Fears of a run on the banks caused the weekend bailout of the Irish economy after massive sums were withdrawn in recent weeks.

The New York Times reported that the action taken this weekend of an expected  $110 billion dollar package was “prompted by fears of a bank run when the markets opened on Monday morning.”

It is believed that up to $34 billion dollars has been withdrawn from Irish banks in the past few weeks and that the pace had begun accelerating.

Prime Minister Brian Cowen stated that the decision was taken because “It is essential that we maintain economic continuity, that everyone understands that ATM machines function, that salaries are paid . . . that a large number of overseas investors continue to invest in enterprise.”

He stated there would be two funds set up. One will prop up the ailing banks while the other will allow the government to operate without turning to the bind markets where Ireland was set to be charged a much higher interest rate than they are getting form the IMF bailout.

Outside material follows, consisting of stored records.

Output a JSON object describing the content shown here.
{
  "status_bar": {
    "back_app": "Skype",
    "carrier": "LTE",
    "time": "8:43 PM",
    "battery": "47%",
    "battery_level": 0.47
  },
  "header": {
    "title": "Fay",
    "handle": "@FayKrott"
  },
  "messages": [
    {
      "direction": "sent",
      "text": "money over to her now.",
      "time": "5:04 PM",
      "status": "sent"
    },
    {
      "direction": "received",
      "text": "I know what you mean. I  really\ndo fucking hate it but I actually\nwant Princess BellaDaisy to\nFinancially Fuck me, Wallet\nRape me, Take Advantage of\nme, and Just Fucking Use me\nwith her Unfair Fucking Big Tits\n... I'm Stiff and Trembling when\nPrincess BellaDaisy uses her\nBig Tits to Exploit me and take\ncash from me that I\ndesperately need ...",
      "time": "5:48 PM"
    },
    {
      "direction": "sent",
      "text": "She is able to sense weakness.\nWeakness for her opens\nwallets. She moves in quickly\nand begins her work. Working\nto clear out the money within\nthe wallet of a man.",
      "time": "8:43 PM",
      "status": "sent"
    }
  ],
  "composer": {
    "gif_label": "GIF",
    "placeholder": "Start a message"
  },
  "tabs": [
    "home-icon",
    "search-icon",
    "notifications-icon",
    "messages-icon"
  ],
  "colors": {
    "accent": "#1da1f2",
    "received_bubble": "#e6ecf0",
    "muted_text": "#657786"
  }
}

No exact numbers were given but it was expected that $20 billion would go immediately to the banks and $80 billion to fund government borrowing for the next three years.

“This is a difficult time for the country,” Mr. Cowen said. “We have seen abnormal market conditions so we have had to step out of the markets. We are determined to deal with the issues that have arisen and we will soon have our public finances in order.”

Backbench members of Cowen’s own party, Fianna Fail, have been deeply critical of how the government has handled the issue, widely seen as a pubic relations and political disaster for them.

An opinion poll published this weekend showed Flanna Fail at just 17 per cent support, their lowest ever and their coalition partner The Green Party at just three per cent.